I Why did I lose 60% on my proof of Generalized Vandermonde's Identity?

[12john]

My tests are submitted and marked anonymously. I got a 2/5 on the following, but the grader wrote no feedback besides that more detail was required. What details could I have added? How could I perfect my proof?

Prove Generalized Vandermonde's Identity, solely using a story proof or double counting. DON'T prove using algebra or induction — if you do, you earn zero marks.

$$\sum\limits_{k_1+\cdots +k_p = m} {n_1\choose k_1} {n_2\choose k_2} \cdots {n_p\choose k_p} = { n_1+\dots +n_p \choose m }.$$

Beneath is my proof graded 2/5.

I start by clarifying that the summation ranges over all lists of NONnegative integers $(k_1,k_2,\dots,k_p)$ for which $k_1 + \dots + k_p = m$. These $k_i$ integers are NONnegative, because this summation's addend or argument contains $\binom{n_i}{k_i}$.

On the LHS, you choose $k_1$ elements out of a first set of $n_1$ elements; then $k_2$ out of another set of $n_2$ elements, and so on, through $p$ such sets — until you've chosen a total of $m$ elements from the $p$ sets.

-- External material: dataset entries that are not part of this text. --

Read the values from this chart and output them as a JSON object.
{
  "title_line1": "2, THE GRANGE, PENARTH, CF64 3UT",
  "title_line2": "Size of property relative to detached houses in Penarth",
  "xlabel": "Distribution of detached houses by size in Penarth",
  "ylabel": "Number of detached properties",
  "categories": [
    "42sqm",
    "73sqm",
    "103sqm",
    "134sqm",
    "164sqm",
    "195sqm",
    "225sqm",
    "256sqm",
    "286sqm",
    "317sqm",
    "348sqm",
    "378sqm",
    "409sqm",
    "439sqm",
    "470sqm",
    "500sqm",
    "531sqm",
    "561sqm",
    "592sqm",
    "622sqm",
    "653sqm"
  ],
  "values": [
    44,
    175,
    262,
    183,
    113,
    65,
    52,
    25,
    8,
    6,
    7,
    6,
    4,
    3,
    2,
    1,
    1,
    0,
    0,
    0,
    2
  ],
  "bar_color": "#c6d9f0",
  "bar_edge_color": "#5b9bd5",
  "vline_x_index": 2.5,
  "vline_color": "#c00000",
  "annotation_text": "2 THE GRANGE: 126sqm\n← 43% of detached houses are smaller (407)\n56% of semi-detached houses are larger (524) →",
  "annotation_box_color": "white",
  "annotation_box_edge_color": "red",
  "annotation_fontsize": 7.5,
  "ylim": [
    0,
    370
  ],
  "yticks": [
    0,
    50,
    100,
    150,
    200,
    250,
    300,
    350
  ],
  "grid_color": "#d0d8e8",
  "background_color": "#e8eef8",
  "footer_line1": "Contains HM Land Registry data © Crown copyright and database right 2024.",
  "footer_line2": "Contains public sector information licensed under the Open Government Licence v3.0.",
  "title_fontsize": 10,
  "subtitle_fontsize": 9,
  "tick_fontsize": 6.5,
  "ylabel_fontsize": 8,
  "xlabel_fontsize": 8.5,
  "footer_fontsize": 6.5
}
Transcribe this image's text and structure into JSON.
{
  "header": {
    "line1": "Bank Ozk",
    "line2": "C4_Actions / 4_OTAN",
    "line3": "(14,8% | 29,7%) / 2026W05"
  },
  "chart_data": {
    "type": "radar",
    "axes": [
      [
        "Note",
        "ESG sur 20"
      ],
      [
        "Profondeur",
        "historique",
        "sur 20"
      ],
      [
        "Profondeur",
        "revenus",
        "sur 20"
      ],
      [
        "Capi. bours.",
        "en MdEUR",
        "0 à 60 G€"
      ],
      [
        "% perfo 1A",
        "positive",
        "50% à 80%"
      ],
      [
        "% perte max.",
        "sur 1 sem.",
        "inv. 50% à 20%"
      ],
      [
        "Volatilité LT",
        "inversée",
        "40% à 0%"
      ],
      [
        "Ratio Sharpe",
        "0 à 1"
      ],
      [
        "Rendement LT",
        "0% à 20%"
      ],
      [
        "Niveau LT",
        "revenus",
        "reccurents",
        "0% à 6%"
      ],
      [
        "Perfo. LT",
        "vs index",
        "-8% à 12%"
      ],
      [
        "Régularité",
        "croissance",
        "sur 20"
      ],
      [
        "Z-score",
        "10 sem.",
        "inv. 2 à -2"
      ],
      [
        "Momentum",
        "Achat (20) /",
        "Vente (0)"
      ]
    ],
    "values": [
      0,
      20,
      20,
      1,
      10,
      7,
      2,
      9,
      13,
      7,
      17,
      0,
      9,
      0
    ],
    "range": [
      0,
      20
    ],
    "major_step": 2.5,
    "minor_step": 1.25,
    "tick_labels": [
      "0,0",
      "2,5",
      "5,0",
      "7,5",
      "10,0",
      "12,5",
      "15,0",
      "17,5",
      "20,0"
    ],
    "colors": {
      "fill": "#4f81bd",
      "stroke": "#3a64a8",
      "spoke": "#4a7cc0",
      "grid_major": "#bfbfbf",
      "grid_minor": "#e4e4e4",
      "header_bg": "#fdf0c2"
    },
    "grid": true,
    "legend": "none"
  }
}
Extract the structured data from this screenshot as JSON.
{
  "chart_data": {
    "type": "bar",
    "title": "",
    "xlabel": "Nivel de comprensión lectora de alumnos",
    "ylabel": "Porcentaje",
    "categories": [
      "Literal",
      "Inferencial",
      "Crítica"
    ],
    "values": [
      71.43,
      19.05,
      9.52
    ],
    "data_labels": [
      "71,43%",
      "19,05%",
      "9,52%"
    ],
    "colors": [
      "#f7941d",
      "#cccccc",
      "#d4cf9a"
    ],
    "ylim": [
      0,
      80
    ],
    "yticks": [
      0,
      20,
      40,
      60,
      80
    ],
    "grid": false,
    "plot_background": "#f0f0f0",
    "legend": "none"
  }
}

Thus, on the LHS, you are choosing $m$ elements out of $n_1+\dots +n_p$, which is exactly the RHS. Q.E.D.

 

[mfb]

Can't read the mind of the person who graded it, but you could have made clearer why (or at least mention that) the sum catches every possible way to select m elements. You only documented that every "element" of the LHS is part of the RHS, i.e. LHS <= RHS.

 

[fresh_42]

I miss a comment on the summation. And the product is only implicitly explained. Where is the double counting? I would have expected an argument $\sum \ldots = ?$ but you have looked at the RHS and reasoned from there instead of the other way around.

 

[vela]

To put what the others said in another way, the way I read your proof, you seem to be saying
$$\binom{n_1}{k_1}\binom{n_2}{k_2} \cdots \binom{n_p}{k_p} = \binom{n_1+\cdots+n_p}{m}$$ as long as $m=k_1+\cdots+k_p$.